Question

If u=sin^-1(x/y)+tan^-1(y/x) prove that xdu/dx)+ydu/dy)=0

Answer 1

Answer:

$x\frac{du}{dx} +y\frac{du}{dy} =0$ ..... Proved.

Step-by-step explanation:

We have, $u=sin^{-1}(\frac{x}{y} )+tan^{-1}(\frac{y}{x} )$ ....... (1)

We know the formulas $\frac{d}{dx}(sin^{-1}x )=\frac{1}{\sqrt{1-x^{2} } }$ and $\frac{d}{dx} (tan^{-1}x )= \frac{1}{1+x^{2} }$

Now, partially differentiating equation (1) with respect to x, we get,

$\frac{du}{dx}=\frac{1}{\sqrt{1-\frac{x^{2} }{y^{2}}}}.\frac{1}{y}+\frac{1}{1+\frac{y^{2}}{x^{2}}} .(-\frac{y}{x^{2}})$

⇒ $x\frac{du}{dx}=\frac{x}{y}.\frac{y}{\sqrt{y^{2}-x^{2}}} -\frac{y}{x}.\frac{x^{2}}{x^{2}+y^{2}}$

⇒ $x\frac{du}{dx}=\frac{x}{\sqrt{y^{2}-x^{2}}}-\frac{xy}{x^{2}+y^{2}}$ ........ (2)

Again, partially differentiating equation (1) with respect to y, we get,

$\frac{du}{dy}=\frac{1}{\sqrt{1-\frac{x^{2}}{y^{2}}}}(-\frac{x}{y^{2} } )+\frac{1}{1+\frac{y^{2}}{x^{2}}} .\frac{1}{x}$

⇒ $y\frac{du}{dy} =\frac{xy}{x^{2}+y^{2}}-\frac{x}{y}.\frac{y}{\sqrt{y^{2}-x^{2}}}$

⇒ $y\frac{du}{dy}=\frac{xy}{x^{2}+y^{2}}-\frac{x}{\sqrt{y^{2}-x^{2}}}$........ (3)

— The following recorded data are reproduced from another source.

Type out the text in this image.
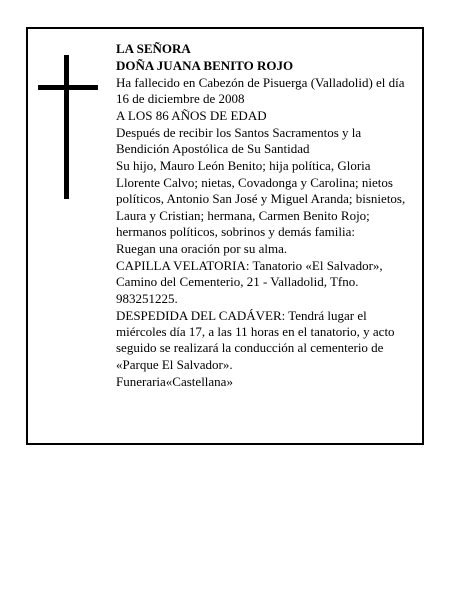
LA SEÑORA

DOÑA JUANA BENITO ROJO

Ha fallecido en Cabezón de Pisuerga (Valladolid) el día 16 de diciembre de 2008

A LOS 86 AÑOS DE EDAD

Después de recibir los Santos Sacramentos y la Bendición Apostólica de Su Santidad

Su hijo, Mauro León Benito; hija política, Gloria Llorente Calvo; nietas, Covadonga y Carolina; nietos políticos, Antonio San José y Miguel Aranda; bisnietos, Laura y Cristian; hermana, Carmen Benito Rojo; hermanos políticos, sobrinos y demás familia:

Ruegan una oración por su alma.

CAPILLA VELATORIA: Tanatorio «El Salvador», Camino del Cementerio, 21 - Valladolid, Tfno. 983251225.

DESPEDIDA DEL CADÁVER: Tendrá lugar el miércoles día 17, a las 11 horas en el tanatorio, y acto seguido se realizará la conducción al cementerio de «Parque El Salvador».

Funeraria«Castellana»
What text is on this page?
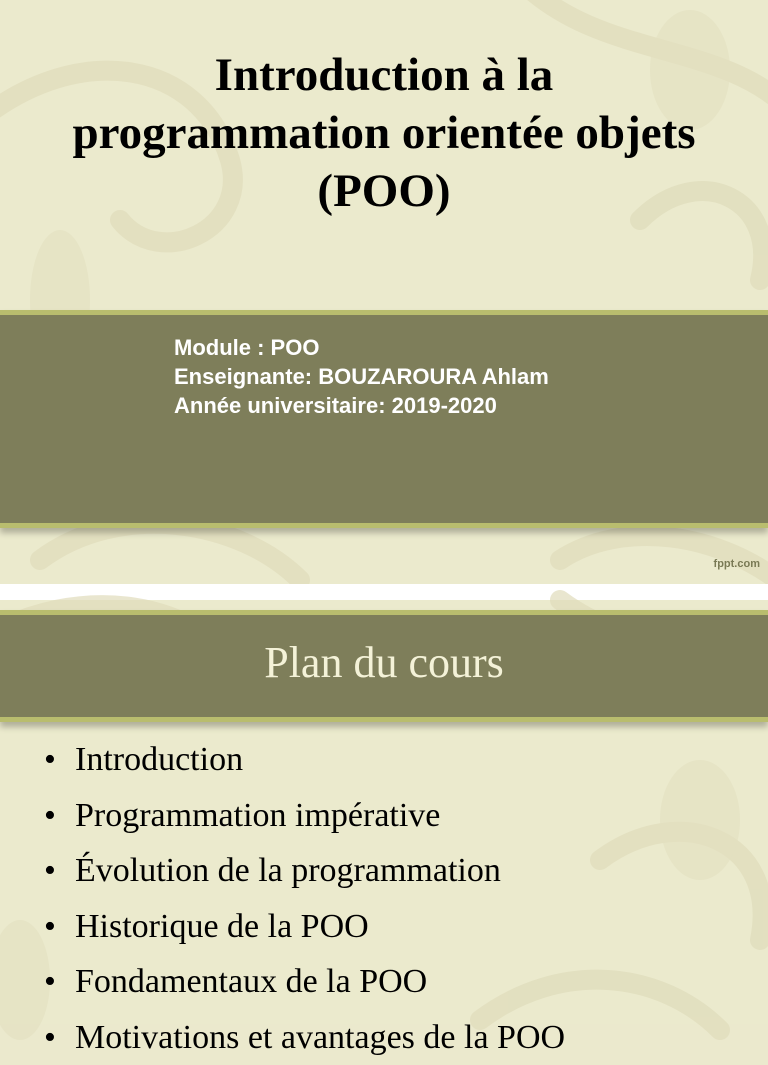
Introduction à la
programmation orientée objets
(POO)
Module : POO
Enseignante: BOUZAROURA Ahlam
Année universitaire: 2019-2020
fppt.com
Plan du cours
• Introduction
• Programmation impérative
• Évolution de la programmation
• Historique de la POO
• Fondamentaux de la POO
• Motivations et avantages de la POO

Hence, adding equations (2) and (3) we get

$x\frac{du}{dx} +y\frac{du}{dy} =0$

Therefore, proved.

Answer 2

Answer:

Step-by-step explanation:

As the given equation is of degree 0.

Hence by using Euler's theorem,

Xdu/dx + ydu/dy = nu

Putting n=0 as n represents degree

We can the RHS as 0